UX Design Process
Design is an expansive term. There are a variety of design-related roles present in various spheres of the industry, ranging from print (publications like magazines) and industrial design (furniture, cars) to tech (mobile apps and websites). With the recent influx witnessed in the number of tech companies focusing on developing interfaces for screens, a variety of new design roles have emerged in this domain, UI and UX designers being two of the most crucial ones.
While UI design refers to User Interface Design, UX Design stands for User Experience Design. Both of these elements are crucial to developing a web product. Matthew Cogswell, a senior UX/UI designer, and art director at a Los Angeles based advertising and marketing agency mentions that people can think of UX as the way a car drives, protects you in an accident and shifts gears, while UI can be thought to be more like the design and color of the vehicle. Even though the spheres of UI and UX are closely linked, the job description of the professionals working in these domains differs to a good extent.
UX designers are largely concerned with how a particular product feels. In many cases, a design problem tends to have no single right answers. UX designers are professionals who use a variety of methods and approaches to solve a particular user problem. The broad responsibility of UX designers involves ensuring whether a product flows logically from one step to another.
In many cases, these professionals can do so by conducting various in-person user tests to observe their behavior, preferences, and tastes. They typically try to identify both non-verbal and verbal stumbling blocks, and take actions towards refining and iterating them to create the best possible user experience. The tools of the trade of UX designers include InVision, Illustrator, Fireworks, and Photoshop. They commonly work in sitemaps, storyboards, and Wireframes of screens.

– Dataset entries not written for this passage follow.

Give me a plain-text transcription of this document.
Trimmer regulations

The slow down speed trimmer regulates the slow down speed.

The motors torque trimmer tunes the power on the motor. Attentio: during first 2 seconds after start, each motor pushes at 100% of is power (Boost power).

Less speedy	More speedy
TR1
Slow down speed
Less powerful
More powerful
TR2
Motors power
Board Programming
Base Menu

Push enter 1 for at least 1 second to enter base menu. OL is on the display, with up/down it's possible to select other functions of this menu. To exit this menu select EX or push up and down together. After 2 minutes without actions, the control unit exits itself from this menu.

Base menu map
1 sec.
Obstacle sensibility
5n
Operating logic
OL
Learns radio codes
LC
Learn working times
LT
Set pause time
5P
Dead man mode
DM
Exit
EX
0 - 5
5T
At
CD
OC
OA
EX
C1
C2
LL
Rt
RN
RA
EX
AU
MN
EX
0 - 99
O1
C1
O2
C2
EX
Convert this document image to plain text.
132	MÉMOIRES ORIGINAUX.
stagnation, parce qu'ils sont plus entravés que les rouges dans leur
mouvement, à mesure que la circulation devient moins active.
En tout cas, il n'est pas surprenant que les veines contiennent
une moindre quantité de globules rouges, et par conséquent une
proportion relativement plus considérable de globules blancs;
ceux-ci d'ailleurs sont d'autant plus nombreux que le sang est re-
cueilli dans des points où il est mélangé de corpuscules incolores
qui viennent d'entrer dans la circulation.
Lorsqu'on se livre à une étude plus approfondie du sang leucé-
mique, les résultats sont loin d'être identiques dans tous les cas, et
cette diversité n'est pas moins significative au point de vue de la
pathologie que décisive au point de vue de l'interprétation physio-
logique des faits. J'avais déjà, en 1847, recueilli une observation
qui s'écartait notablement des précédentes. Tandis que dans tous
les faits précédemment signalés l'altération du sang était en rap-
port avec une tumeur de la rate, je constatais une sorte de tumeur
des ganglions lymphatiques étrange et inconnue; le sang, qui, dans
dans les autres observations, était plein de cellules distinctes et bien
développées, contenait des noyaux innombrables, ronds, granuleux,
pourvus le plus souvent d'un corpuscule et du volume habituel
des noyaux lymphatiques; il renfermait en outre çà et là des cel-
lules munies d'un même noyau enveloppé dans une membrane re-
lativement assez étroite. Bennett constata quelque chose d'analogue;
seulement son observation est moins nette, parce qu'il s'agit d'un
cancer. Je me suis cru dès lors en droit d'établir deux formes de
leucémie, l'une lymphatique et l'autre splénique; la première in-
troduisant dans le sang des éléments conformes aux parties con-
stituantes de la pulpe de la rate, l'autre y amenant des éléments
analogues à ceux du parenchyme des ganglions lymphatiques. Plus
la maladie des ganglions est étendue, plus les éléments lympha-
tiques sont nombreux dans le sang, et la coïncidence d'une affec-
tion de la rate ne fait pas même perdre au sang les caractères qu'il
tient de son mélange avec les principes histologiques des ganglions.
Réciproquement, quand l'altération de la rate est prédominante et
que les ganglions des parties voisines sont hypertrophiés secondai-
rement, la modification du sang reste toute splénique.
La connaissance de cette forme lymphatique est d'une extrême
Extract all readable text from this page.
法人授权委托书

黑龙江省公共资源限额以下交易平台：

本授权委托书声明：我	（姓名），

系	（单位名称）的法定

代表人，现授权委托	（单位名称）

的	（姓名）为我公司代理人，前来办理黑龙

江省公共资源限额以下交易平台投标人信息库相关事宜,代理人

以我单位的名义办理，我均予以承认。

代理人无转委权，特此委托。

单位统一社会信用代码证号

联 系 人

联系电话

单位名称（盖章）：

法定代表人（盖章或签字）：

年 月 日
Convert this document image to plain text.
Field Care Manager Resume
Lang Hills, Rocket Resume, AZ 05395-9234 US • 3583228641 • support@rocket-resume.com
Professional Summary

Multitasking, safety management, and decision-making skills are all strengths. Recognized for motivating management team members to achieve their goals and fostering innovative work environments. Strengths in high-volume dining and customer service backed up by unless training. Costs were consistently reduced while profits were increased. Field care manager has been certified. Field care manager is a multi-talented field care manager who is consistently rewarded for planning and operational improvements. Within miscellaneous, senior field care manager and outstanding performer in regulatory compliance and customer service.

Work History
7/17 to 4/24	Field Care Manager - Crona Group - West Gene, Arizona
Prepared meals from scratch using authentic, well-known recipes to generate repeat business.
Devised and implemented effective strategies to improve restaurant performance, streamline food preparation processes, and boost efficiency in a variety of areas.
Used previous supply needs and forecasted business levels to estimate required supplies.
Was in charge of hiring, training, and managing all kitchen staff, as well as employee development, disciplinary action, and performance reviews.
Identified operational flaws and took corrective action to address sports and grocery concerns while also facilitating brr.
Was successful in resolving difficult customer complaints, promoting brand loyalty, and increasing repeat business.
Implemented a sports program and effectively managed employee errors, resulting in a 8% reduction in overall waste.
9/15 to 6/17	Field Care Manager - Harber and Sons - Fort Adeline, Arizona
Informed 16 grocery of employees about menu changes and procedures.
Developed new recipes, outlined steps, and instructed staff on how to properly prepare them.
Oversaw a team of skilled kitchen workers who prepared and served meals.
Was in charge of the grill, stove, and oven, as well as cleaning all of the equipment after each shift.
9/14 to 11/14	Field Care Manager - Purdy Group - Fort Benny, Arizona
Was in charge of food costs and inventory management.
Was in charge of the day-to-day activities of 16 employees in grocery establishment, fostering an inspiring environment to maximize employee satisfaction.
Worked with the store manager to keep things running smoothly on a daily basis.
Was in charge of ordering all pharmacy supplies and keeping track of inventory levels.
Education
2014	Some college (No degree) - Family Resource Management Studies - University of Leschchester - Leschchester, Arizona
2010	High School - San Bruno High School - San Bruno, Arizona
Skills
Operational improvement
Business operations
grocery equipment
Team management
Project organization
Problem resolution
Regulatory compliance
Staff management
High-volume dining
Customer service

The UI designers are more concerned about how a certain product is laid out, unlike the UX designers who deal with the overall feel of the product. These professionals are typically responsible for designing every page or screen with which a user has to interact. They try to make sure that the UI of a screen efficiently communicates the path that has been laid out by the UX designer. For example, a UI designer may create an analytics dashboard with the most vital content on the top, or decide if a control knob or a slider makes the maximum intuitive sense to adjust a graph. These professionals typically are also responsible for creating a certain cohesive style guide, while making sure than a consistent design language is applied across the product.
The aspects of defining behavior like how to display warning or error on the screen, or maintaining consistency in the visual elements, ideally fall under the purview of a UI designer. Much like the UX Designers, the tools of the trade of such professionals include Fireworks, Photoshop, Illustrator and Sketch.
The job of professionals specializing in UI and UX is linked extremely closely. Some professionals work in both of these domains, such as Devin Harold, who is a UX Architect/UI designer at iCiDIGITAL, Chicago. Harold mentions that some days he spends time to wireframe a system fully, while on other days he works on bringing the system to life with an attractive color palette, an amount of interaction, as well as a sense of depth. He underlines that UX designers need to know how to orderly analyze, facilitate and execute data and research, while UI designers need to have good knowledge about branding, typography, and palettes to give interfaces its distinct identity.